Also, in the Samkhya system of philosophy, the order of manifestation of the cosmos is space, air, fire, water and earth. Fire is the first visible element. This may be another reason why fire plays such a great part in our rituals. When you take a vow in front of Agni it is a covenant with the Gods.

When performing yagna, the offering to the fire is called aahuti (oblation) and is of three kinds. Those that flare when poured into fire (Yahuutha ujjvalanthi) such as ghee and wood are meant to please the deities. Those that make noise when poured into fire (Yaahuutha athinedhanthe) such as meat and wood sticks (called samith) are meant to please the manes. Those that go down when poured into fire (Yaahutha adhisheerathe) such as rice and milk and soma juice please the world of men.

Please note that items that make noise when poured into fire include meat. It appears that when this practice was given up(I wonder whether it was after Buddha's time), the priests started using special dry sticks called samith that make noise when deposited in fire. This is still practiced during homa ceremonies.

During the offerings, the performer utters several mantras. A mantra by definition is that which protects by being remembered (mananaat thraayate iti, mantrah). Each mantra is attributed to a particular rishi, is made in a specific poetic meter and has a specific deity in charge of it or associated with it. For example, Gayathri mantra is attributed to rishi Vishvamitra, is made in the meter Gayathri and its presiding deity is Savitha. Therefore, before starting the mantra, the performer mentions the name of the rishi and touches his head, then utters the name of the meter and touches the nose and utters the name of the deity and touches the heart. Now, you may see people doing this ritual daily and you now know why.

The performer of the yagna is supposed to say the mantra silently for meditation, and loudly while pouring the offerings. While performing yagnas and homas, the performer is asked to utter a mantra, use a moment of silence and then offer the oblation into the fire using words such as svaaha or thannamama.

Chandogya Upanishad and Aitreya Brahmana (25.8) say: “That which is sacrifice is a successive movement of speech and mind, activated by prana and apana”. In the Chandogya Upanishad, there are passages to suggest that there are two paths to performing sacrifices – the path of speech uttering a Mantra ending with the word svaaha and thannamama and the path of the mind (silence).
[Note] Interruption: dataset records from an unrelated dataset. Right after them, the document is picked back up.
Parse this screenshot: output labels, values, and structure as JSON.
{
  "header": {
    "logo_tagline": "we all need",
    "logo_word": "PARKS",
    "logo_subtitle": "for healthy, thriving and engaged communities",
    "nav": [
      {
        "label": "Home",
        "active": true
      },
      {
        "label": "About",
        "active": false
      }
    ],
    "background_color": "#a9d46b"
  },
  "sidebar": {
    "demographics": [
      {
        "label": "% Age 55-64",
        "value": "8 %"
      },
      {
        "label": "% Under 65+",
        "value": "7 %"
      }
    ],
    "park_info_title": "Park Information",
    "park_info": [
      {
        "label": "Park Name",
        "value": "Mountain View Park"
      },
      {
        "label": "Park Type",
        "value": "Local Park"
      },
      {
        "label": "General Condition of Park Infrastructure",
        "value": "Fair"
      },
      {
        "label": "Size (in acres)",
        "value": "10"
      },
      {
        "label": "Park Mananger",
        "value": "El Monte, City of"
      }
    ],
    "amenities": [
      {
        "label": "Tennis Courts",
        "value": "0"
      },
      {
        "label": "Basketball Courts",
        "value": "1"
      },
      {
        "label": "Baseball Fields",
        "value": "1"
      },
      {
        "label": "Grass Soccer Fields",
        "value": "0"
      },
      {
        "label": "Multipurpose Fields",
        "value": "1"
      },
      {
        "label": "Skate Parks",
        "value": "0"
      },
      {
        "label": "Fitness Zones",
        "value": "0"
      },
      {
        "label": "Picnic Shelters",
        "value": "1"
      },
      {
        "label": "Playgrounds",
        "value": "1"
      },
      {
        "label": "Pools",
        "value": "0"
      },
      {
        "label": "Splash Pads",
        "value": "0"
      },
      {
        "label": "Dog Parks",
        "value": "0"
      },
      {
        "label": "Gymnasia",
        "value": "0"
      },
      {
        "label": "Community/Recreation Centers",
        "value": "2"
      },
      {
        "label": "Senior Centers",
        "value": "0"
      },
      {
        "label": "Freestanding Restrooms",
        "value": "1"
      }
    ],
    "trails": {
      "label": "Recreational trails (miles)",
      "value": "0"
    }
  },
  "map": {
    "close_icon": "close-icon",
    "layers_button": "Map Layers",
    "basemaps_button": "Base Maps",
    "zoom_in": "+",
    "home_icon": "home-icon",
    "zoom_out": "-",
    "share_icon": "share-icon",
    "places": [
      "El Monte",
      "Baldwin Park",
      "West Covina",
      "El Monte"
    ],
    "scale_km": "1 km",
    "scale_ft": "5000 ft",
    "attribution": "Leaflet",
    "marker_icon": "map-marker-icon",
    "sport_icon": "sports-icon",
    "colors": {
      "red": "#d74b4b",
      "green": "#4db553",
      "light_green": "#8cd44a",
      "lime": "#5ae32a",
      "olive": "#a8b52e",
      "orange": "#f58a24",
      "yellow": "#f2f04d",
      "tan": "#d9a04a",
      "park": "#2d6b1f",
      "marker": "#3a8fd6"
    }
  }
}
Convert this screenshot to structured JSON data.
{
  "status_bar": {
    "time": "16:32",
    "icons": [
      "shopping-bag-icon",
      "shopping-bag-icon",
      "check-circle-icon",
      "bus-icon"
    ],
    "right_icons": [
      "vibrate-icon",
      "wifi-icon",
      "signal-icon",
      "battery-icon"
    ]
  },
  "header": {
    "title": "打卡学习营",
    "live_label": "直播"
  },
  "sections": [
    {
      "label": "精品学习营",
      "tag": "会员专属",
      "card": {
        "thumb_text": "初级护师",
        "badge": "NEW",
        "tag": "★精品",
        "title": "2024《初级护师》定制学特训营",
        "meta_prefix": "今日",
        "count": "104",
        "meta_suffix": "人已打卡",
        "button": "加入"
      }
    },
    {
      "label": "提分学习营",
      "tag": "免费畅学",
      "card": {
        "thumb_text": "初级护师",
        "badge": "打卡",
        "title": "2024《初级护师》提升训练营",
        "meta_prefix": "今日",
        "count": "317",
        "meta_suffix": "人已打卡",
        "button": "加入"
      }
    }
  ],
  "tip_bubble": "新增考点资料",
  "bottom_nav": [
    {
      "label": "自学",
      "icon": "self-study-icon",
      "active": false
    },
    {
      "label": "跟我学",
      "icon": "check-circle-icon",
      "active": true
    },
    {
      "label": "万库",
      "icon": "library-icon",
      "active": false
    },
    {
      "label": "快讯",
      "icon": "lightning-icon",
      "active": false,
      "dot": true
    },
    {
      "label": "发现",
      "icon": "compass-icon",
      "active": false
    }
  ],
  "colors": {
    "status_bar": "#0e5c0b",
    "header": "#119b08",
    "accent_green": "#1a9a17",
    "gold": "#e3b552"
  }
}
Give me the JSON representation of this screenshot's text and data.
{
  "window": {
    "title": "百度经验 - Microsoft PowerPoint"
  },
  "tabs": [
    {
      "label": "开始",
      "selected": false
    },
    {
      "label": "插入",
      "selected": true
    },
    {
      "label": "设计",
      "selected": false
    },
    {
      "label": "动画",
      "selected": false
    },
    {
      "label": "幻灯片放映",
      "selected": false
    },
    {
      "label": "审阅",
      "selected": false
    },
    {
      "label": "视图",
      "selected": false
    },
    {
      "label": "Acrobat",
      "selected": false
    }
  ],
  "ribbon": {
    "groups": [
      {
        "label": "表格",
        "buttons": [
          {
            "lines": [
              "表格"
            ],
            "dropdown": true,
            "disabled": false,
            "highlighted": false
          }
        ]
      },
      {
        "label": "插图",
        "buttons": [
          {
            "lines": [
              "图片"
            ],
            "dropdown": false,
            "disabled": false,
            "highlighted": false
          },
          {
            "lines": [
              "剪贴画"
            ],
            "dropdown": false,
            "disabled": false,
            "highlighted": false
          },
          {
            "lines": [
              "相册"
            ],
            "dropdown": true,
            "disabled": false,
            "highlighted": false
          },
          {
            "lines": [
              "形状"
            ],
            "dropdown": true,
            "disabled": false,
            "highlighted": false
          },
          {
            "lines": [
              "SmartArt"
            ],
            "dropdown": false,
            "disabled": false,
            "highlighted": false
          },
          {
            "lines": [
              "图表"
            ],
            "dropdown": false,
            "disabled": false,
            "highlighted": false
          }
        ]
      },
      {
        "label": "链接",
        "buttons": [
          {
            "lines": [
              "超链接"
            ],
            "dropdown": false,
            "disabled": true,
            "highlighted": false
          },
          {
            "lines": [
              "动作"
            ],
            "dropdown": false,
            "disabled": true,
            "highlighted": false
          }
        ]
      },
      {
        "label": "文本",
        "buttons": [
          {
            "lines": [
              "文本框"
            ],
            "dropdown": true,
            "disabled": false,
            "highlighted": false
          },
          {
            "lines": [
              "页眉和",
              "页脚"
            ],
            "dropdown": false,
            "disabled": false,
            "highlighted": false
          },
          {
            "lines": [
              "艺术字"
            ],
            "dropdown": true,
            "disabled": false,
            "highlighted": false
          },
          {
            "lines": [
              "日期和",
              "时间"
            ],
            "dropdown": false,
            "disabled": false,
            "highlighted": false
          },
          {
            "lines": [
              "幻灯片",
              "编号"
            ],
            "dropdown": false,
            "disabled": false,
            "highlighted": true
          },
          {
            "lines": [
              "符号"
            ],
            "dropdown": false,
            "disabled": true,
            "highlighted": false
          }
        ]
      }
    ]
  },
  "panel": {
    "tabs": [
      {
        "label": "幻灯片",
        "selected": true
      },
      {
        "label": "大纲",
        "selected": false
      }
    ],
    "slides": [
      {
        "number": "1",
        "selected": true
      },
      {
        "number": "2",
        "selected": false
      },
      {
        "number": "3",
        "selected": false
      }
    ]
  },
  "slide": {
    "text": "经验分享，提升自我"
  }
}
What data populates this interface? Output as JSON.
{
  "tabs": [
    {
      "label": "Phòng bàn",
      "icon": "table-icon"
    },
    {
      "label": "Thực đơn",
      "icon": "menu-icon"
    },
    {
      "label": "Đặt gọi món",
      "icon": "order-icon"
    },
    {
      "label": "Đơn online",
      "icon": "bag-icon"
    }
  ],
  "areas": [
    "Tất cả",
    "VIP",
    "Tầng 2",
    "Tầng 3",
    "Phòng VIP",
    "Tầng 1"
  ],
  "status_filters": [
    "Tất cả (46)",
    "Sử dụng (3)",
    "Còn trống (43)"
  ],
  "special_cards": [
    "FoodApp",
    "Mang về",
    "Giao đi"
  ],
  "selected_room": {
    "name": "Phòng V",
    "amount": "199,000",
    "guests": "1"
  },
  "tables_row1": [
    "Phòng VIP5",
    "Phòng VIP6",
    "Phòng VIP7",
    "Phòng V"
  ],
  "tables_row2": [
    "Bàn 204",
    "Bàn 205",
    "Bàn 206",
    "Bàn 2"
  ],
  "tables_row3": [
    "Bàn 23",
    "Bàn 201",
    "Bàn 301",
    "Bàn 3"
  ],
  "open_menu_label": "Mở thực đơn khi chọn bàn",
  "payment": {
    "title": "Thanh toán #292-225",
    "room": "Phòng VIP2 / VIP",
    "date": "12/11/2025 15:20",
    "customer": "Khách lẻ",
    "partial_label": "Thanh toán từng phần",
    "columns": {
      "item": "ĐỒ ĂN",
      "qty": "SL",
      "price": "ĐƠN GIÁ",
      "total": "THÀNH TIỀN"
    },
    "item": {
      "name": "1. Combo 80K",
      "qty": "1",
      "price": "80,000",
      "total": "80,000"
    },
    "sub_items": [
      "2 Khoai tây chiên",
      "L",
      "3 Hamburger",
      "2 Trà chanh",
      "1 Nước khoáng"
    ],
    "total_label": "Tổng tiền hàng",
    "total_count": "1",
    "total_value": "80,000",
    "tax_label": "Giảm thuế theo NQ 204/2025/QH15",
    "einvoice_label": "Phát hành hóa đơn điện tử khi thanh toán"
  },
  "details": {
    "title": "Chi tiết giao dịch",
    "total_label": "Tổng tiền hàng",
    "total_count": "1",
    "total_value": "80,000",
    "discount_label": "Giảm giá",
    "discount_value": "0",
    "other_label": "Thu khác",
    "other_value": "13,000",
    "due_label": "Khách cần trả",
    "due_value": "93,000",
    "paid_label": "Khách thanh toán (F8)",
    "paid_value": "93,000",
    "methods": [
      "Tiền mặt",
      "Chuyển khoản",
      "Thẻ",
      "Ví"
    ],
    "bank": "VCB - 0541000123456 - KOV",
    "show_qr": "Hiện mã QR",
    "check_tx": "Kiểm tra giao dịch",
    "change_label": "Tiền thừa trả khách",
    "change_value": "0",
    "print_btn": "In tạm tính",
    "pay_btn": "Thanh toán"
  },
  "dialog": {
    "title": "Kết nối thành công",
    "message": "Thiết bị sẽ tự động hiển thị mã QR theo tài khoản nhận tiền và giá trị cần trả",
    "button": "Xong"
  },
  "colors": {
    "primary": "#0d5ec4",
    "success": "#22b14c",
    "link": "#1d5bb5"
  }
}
In a subsequent passage Chandogya Upanishad says: “atha yathra brahma na vyavadathi”. That is, the priest breaks the silence in the interval. This suggests that the performer is to meditate, break the silence to utter the mantra and offer the oblation. The next cycle of meditation, mantra and oblation starts again. We will come back to this silence aspect in a subsequent paragraph.

What do the words svaaha and thannamama mean at the end of each mantra. Svaha means one’s own. Svaaha means “this does not belong to me”. Mama means mine. Thannamama means “not mine”. In other words, the performer has to offer oblations saying “All of this belongs to you; not to me”. The feeling behind these words (bhava) is more important than the words uttered for the world to hear. Substance is more important than the ritual.

Thaithriya Kaathaka Prashna I - Final Anuvaaka 4th mantra states: “One who merely performs yagna without feeling the presence of God is merely feeding the fire with firewood and raises only smoke. He is a fool. He will never realize the Self”. There is also a sloka which lists six wrong methods of saying the mantras. That includes “anarthagna”, which means saying the mantra without understanding the meaning.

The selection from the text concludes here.